I'd love to hear how others are doing this. I've got several cql scripts that I use regularly, and I've build some of my own tools to handle things like injecting credentials/tokens to keep them secure.

I'm largely just wrapping the scripts within powershell, then scheduling the running of these using Windows task scheduler, and logging results using a node label: (:Cypherlogentry) (I know! - It's certainly not very sophisticated)

As I'm growing the data I'm working with, it's getting challenging to manage all my schedules (what's working, what got broken, etc).

How are others managing import/exports and your n4j/cypher processes?

I've explored some of the 3rd party (ETL) data management tools, but sometimes I think they are adding additional complexity, rather than helping me manage the ETL processes I've already designed.

Do I just need to buckle down and learn a tool like Pentaho Kettle?

You might be at that time like you mentioned of learning an ETL tool.

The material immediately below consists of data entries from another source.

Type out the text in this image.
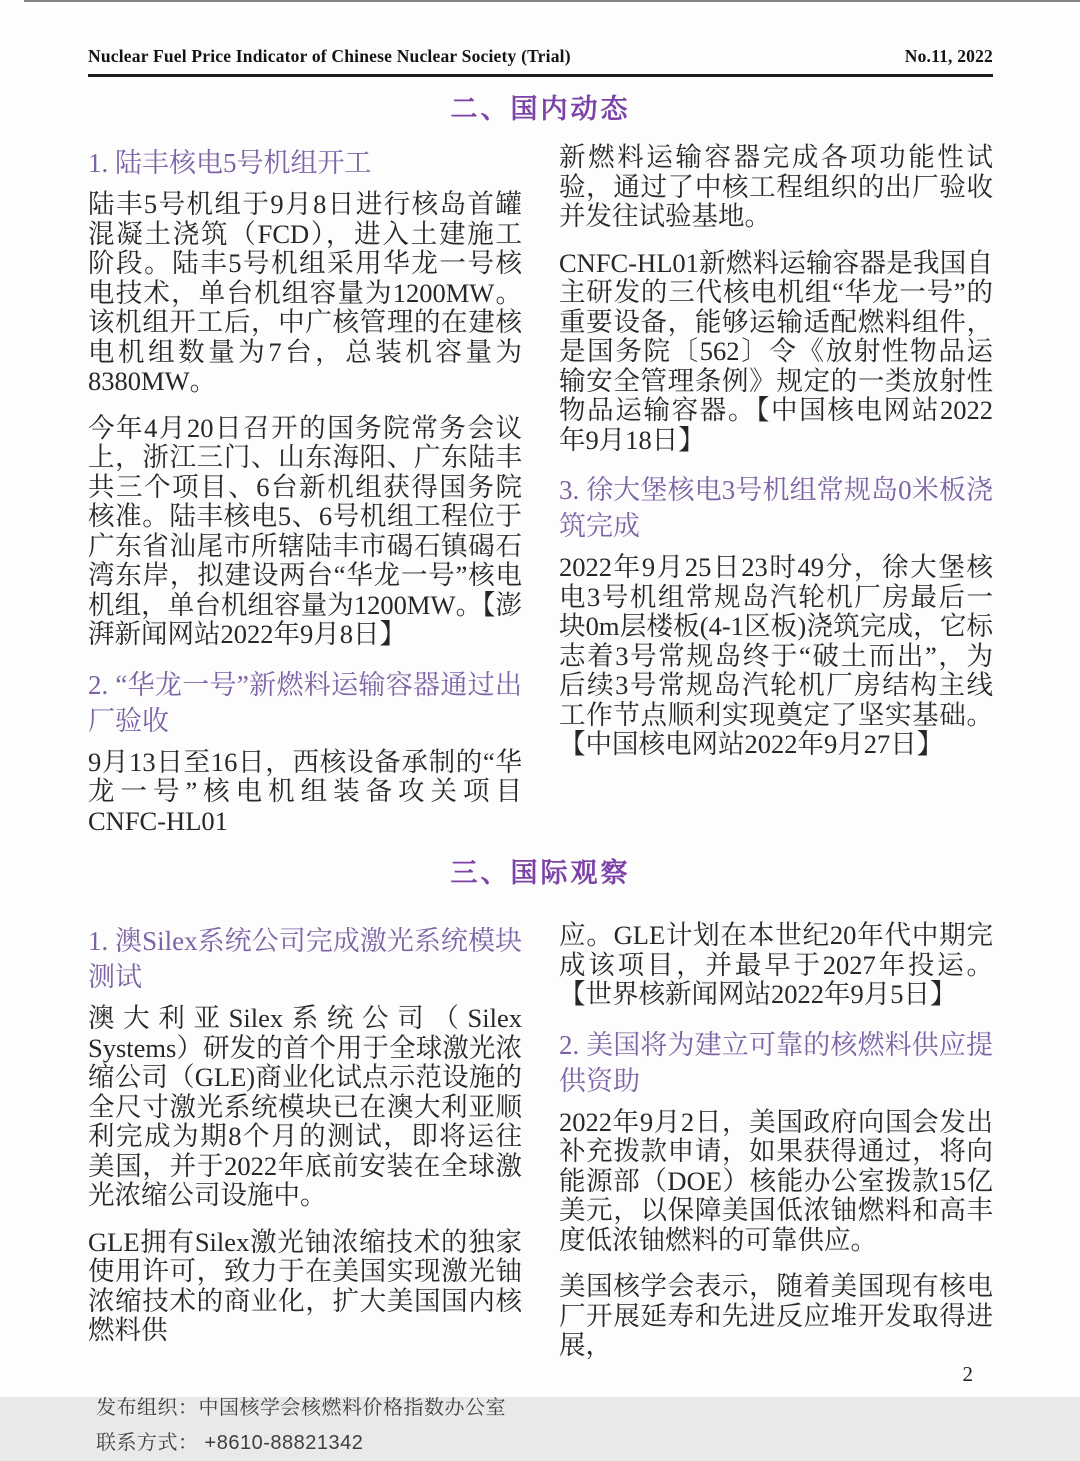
Nuclear Fuel Price Indicator of Chinese Nuclear Society (Trial)	No.11, 2022
二、国内动态
1. 陆丰核电5号机组开工

陆丰5号机组于9月8日进行核岛首罐混凝土浇筑（FCD），进入土建施工阶段。陆丰5号机组采用华龙一号核电技术，单台机组容量为1200MW。该机组开工后，中广核管理的在建核电机组数量为7台，总装机容量为8380MW。

今年4月20日召开的国务院常务会议上，浙江三门、山东海阳、广东陆丰共三个项目、6台新机组获得国务院核准。陆丰核电5、6号机组工程位于广东省汕尾市所辖陆丰市碣石镇碣石湾东岸，拟建设两台“华龙一号”核电机组，单台机组容量为1200MW。【澎湃新闻网站2022年9月8日】

2. “华龙一号”新燃料运输容器通过出厂验收

9月13日至16日，西核设备承制的“华龙一号”核电机组装备攻关项目CNFC-HL01

新燃料运输容器完成各项功能性试验，通过了中核工程组织的出厂验收并发往试验基地。

CNFC-HL01新燃料运输容器是我国自主研发的三代核电机组“华龙一号”的重要设备，能够运输适配燃料组件，是国务院〔562〕令《放射性物品运输安全管理条例》规定的一类放射性物品运输容器。【中国核电网站2022年9月18日】

3. 徐大堡核电3号机组常规岛0米板浇筑完成

2022年9月25日23时49分，徐大堡核电3号机组常规岛汽轮机厂房最后一块0m层楼板(4-1区板)浇筑完成，它标志着3号常规岛终于“破土而出”，为后续3号常规岛汽轮机厂房结构主线工作节点顺利实现奠定了坚实基础。【中国核电网站2022年9月27日】

三、国际观察
1. 澳Silex系统公司完成激光系统模块测试

澳大利亚Silex系统公司（Silex Systems）研发的首个用于全球激光浓缩公司（GLE)商业化试点示范设施的全尺寸激光系统模块已在澳大利亚顺利完成为期8个月的测试，即将运往美国，并于2022年底前安装在全球激光浓缩公司设施中。

GLE拥有Silex激光铀浓缩技术的独家使用许可，致力于在美国实现激光铀浓缩技术的商业化，扩大美国国内核燃料供

应。GLE计划在本世纪20年代中期完成该项目，并最早于2027年投运。【世界核新闻网站2022年9月5日】

2. 美国将为建立可靠的核燃料供应提供资助

2022年9月2日，美国政府向国会发出补充拨款申请，如果获得通过，将向能源部（DOE）核能办公室拨款15亿美元，以保障美国低浓铀燃料和高丰度低浓铀燃料的可靠供应。

美国核学会表示，随着美国现有核电厂开展延寿和先进反应堆开发取得进展，

2
发布组织：中国核学会核燃料价格指数办公室
联系方式： +8610-88821342
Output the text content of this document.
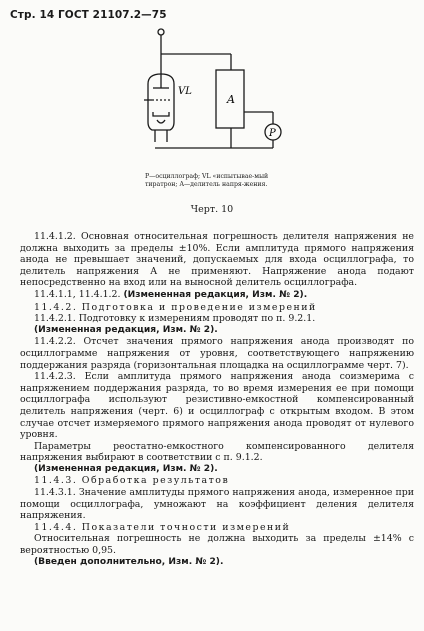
Стр. 14 ГОСТ 21107.2—75
VL
A
P
P—осциллограф; VL «испытывае-мый тиратрон; A—делитель напря-жения.
Черт. 10

11.4.1.2. Основная относительная погрешность делителя напряжения не должна выходить за пределы ±10%. Если амплитуда прямого напряжения анода не превышает значений, допускаемых для входа осциллографа, то делитель напряжения А не применяют. Напряжение анода подают непосредственно на вход или на выносной делитель осциллографа.

11.4.1.1, 11.4.1.2. (Измененная редакция, Изм. № 2).

11.4.2. Подготовка и проведение измерений

11.4.2.1. Подготовку к измерениям проводят по п. 9.2.1.

(Измененная редакция, Изм. № 2).

11.4.2.2. Отсчет значения прямого напряжения анода производят по осциллограмме напряжения от уровня, соответствующего напряжению поддержания разряда (горизонтальная площадка на осциллограмме черт. 7).

11.4.2.3. Если амплитуда прямого напряжения анода соизмерима с напряжением поддержания разряда, то во время измерения ее при помощи осциллографа используют резистивно-емкостной компенсированный делитель напряжения (черт. 6) и осциллограф с открытым входом. В этом случае отсчет измеряемого прямого напряжения анода проводят от нулевого уровня.

Параметры реостатно-емкостного компенсированного делителя напряжения выбирают в соответствии с п. 9.1.2.

(Измененная редакция, Изм. № 2).

11.4.3. Обработка результатов

11.4.3.1. Значение амплитуды прямого напряжения анода, измеренное при помощи осциллографа, умножают на коэффициент деления делителя напряжения.

11.4.4. Показатели точности измерений

Относительная погрешность не должна выходить за пределы ±14% с вероятностью 0,95.

(Введен дополнительно, Изм. № 2).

Don't worry they're not that scary and actual make life a lot easier because they're designed for process flow, step completion dependencies, etc... Pentaho is fairly easy to pick up and run. Apache Airflow is a new comer to the game. There's dozens out there to choose from. At home I run pentaho because it's free and easily integrates with the Neo4j JDBC driver. I have a couple of articles on my personal blog if you need any help getting setup.

1 Like

Hi Paul,

I mostly use Apache Airflow to ingest data or build new neo4j databases from scratch. If you need help feel free to ask.

Cheers Kris

Thanks for the starter info!

I've got Pentaho running, have my Advantage Database and Neo4j connection.
The query from Advantage is working, and I'm populating the parameters into the "Neo4j Cypher" step.
I'm just using the output to create a simple node & relationship:

MATCH (r:Recordstatus{state:$ACCOUNTSTATUS})
MERGE (a:Company {acctrecid:$RECID})
MERGE (a)-[:ACCOUNT_STATE]->(r)

When I preview The query works fine, but the Cypher fails, but without much helpful information on what I did wrong.

"Neo4j Cypher.0 - ERROR (version 8.3.0.0-371, build 8.3.0.0-371 from 2019-06-11 11.09.08 by buildguy) : Unexpected error"

How do you figure out what it doesn't like about the way you've written your transform... it is aggressively vague! ;)

I'd prefer to write CYPHER (more familiar to me) I had an old example working using "Graph Output" but the additional complexity of the models and mappings, makes it more challenging to use that method for me.

Thanks!

Made some progress, and now I'm trying to do some more advanced cypher within kettle.

I am trying to use the Neo4j Cypher kettle plugin (@matt.casters ) so I can make the parameters into a map that I can unwind. (and not have to deal with the indexed parameters, used one-at-a-time in the exact order challenge.

I've selected "Collect parameter values as map"
Name of values map list: companies.

If I simply do a test like this:

UNWIND $companies as c
RETURN c.RECID,c.COMPANY
;

I get 683 BLANK rows returned... The source is a simple Table Input (JDBC db query), and the preview there shows all the data as I expect...

If I use a MERGE statement, it errors complaining about null values...

Any ideas?

I am super happy with Nifi and Neo4j. You should take a look.